There are two things to keep in mind. Named md devices (as opposed to numbered devices) are always symlinks to whatever random number was used to assemble the device *this* time (aka /dev/md127). That number can change, but the name will be the same and regardless of the number the name will always point to the right device. The reason we still have to deal with the numbered device (and intentionally ignore the numbered device as this patch does) is because it's transient. Unfortunately, the output of /proc/mdstat uses the transient numbered device instead of the name symlink. So does the contents of /sys/block. So, we need to detect in mkinitrd when the md device name is a symlink, then work back to the real device, use the real device for resolution of device drivers and such, but use the name of the array for assembly. This also implies that you need to make sure that the mdadm.conf file has an array line that uses the name of the device, and not the transient md device number.
So, make sure that your array lines are of the type:
ARRAY /dev/md/root <blah>
ARRAY /dev/md127 <blah>
then make sure the fstab uses the name (which you already said it does), then rerun mkinitrd after applying this patch (or hand applying it if it doesn't apply cleanly) and you should be good to go. In the meantime, you should also be able to pass root=/dev/md127 (or /dev/md126) and get the system to boot with the existing initrd, however it will drop to a "Repair filesystem" prompt when it gets to checking the filesystems since /etc/fstab is looking for something else as root and it won't exist (mdadm won't create the /dev/md/* symlinks when it's called with mdadm -As --auto=yes --run /dev/md127 like the boot log messages show, it has to be called without specifying a name or with the symlink name if you want the symlink created...the mkinitrd patch corrects that).
Thanks, you are the best maintainer ever!
I'm attaching a version of the patch rebased against Fedora 11. Unfortunately, I couldn't test the fix yet because today I'm not physically near that particular server.
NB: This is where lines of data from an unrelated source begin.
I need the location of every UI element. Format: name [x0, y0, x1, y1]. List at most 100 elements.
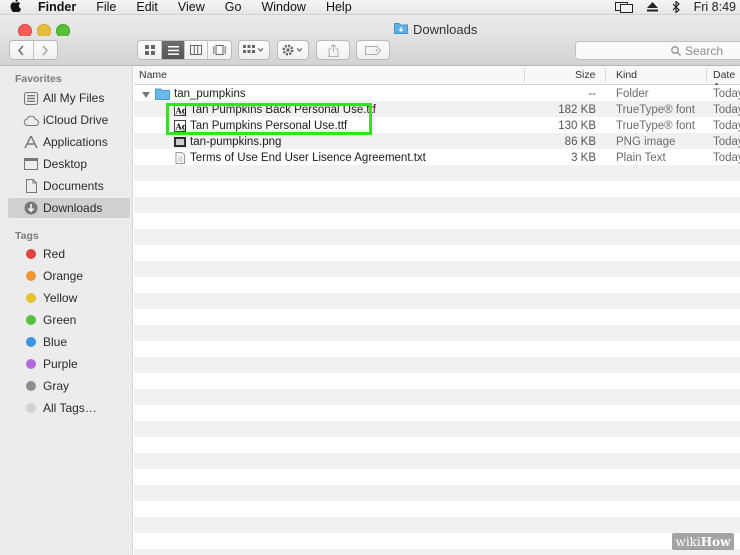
menubar-clock[interactable]: Fri 8:49: [694, 0, 736, 14]
file-name: Terms of Use End User Lisence Agreement.…: [174, 152, 426, 164]
sidebar-item-desktop[interactable]: Desktop: [8, 154, 130, 174]
sidebar-tag-gray[interactable]: Gray: [8, 376, 130, 396]
view-mode-selector: [137, 40, 232, 60]
favorites-header: Favorites: [15, 73, 62, 85]
sidebar-tag-blue[interactable]: Blue: [8, 332, 130, 352]
gallery-view-icon: [213, 45, 226, 55]
forward-button[interactable]: [34, 41, 57, 59]
sidebar-item-downloads[interactable]: Downloads: [8, 198, 130, 218]
search-input[interactable]: [576, 42, 740, 59]
tag-icon: [365, 45, 381, 55]
chevron-left-icon: [18, 45, 24, 55]
search-field[interactable]: Search: [575, 41, 740, 60]
tag-dot-icon: [26, 249, 36, 259]
file-size: 130 KB: [558, 120, 596, 132]
menu-bar: Finder File Edit View Go Window Help Fri…: [0, 0, 740, 15]
column-view-button[interactable]: [185, 41, 208, 59]
sidebar-item-label: Blue: [43, 335, 68, 349]
file-kind: Plain Text: [616, 152, 666, 164]
menu-help[interactable]: Help: [326, 0, 352, 14]
file-row[interactable]: Terms of Use End User Lisence Agreement.…: [134, 151, 740, 167]
column-header-kind[interactable]: Kind: [616, 69, 637, 81]
disclosure-triangle-icon[interactable]: [142, 90, 150, 102]
highlight-annotation: [166, 103, 372, 135]
apple-menu-icon[interactable]: [10, 0, 22, 15]
column-divider[interactable]: [706, 68, 707, 82]
file-date: Today: [713, 120, 740, 132]
file-name-text: Terms of Use End User Lisence Agreement.…: [190, 152, 426, 164]
cloud-icon: [22, 115, 40, 126]
file-name: tan_pumpkins: [155, 88, 246, 100]
folder-icon: [155, 88, 170, 100]
file-date: Today: [713, 136, 740, 148]
icon-view-button[interactable]: [138, 41, 162, 59]
file-kind: TrueType® font: [616, 120, 696, 132]
sidebar: Favorites All My Files iCloud Drive Appl…: [0, 66, 133, 555]
status-area: Fri 8:49: [614, 0, 740, 14]
sidebar-item-label: All Tags…: [43, 401, 97, 415]
edit-tags-button[interactable]: [356, 40, 390, 60]
sidebar-item-all-my-files[interactable]: All My Files: [8, 88, 130, 108]
column-header-name[interactable]: Name: [139, 69, 167, 81]
sidebar-tag-green[interactable]: Green: [8, 310, 130, 330]
eject-icon[interactable]: [646, 2, 658, 12]
file-name-text: tan-pumpkins.png: [190, 136, 282, 148]
file-rows: tan_pumpkins -- Folder Today Ag Tan Pump…: [134, 85, 740, 555]
tag-dot-icon: [26, 381, 36, 391]
sidebar-item-label: Purple: [43, 357, 78, 371]
bluetooth-icon[interactable]: [672, 1, 680, 13]
toolbar: Search: [0, 36, 740, 66]
sidebar-item-applications[interactable]: Applications: [8, 132, 130, 152]
sidebar-item-label: Documents: [43, 179, 104, 193]
menu-finder[interactable]: Finder: [38, 0, 76, 14]
share-button[interactable]: [316, 40, 350, 60]
downloads-icon: [22, 201, 40, 215]
sidebar-tag-yellow[interactable]: Yellow: [8, 288, 130, 308]
share-icon: [328, 43, 338, 57]
column-divider[interactable]: [524, 68, 525, 82]
arrange-button[interactable]: [238, 40, 270, 60]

Created attachment 346156 [details]
patch rebased against the F11 version of mkinitrd
This bug appears to have been reported against 'rawhide' during the Fedora 11 development cycle.
Changing version to '11'.
More information and reason for this action is here:
This is a mass edit of all mkinitrd bugs.
Thanks for taking the time to file this bug report (and/or commenting on it).
As you may have heard in Fedora 12 mkinitrd has been replaced by dracut. In Fedora 12 the mkinitrd package is still around as some programs depend on
certain libraries it provides, but mkinitrd itself is no longer used.
In Fedora 13 mkinitrd will be removed completely. This means that all work
on initrd has stopped.
Rather then keeping mkinitrd bugs open and giving false hope they might get fixed we are mass closing them, so as to clearly communicate that no more work will be done on mkinitrd. We apologize for any inconvenience this may cause.
If you are using Fedora 11 and are experiencing a mkinitrd bug you cannot work around, please upgrade to Fedora 12. If you experience problems with the initrd in Fedora 12, please file a bug against dracut.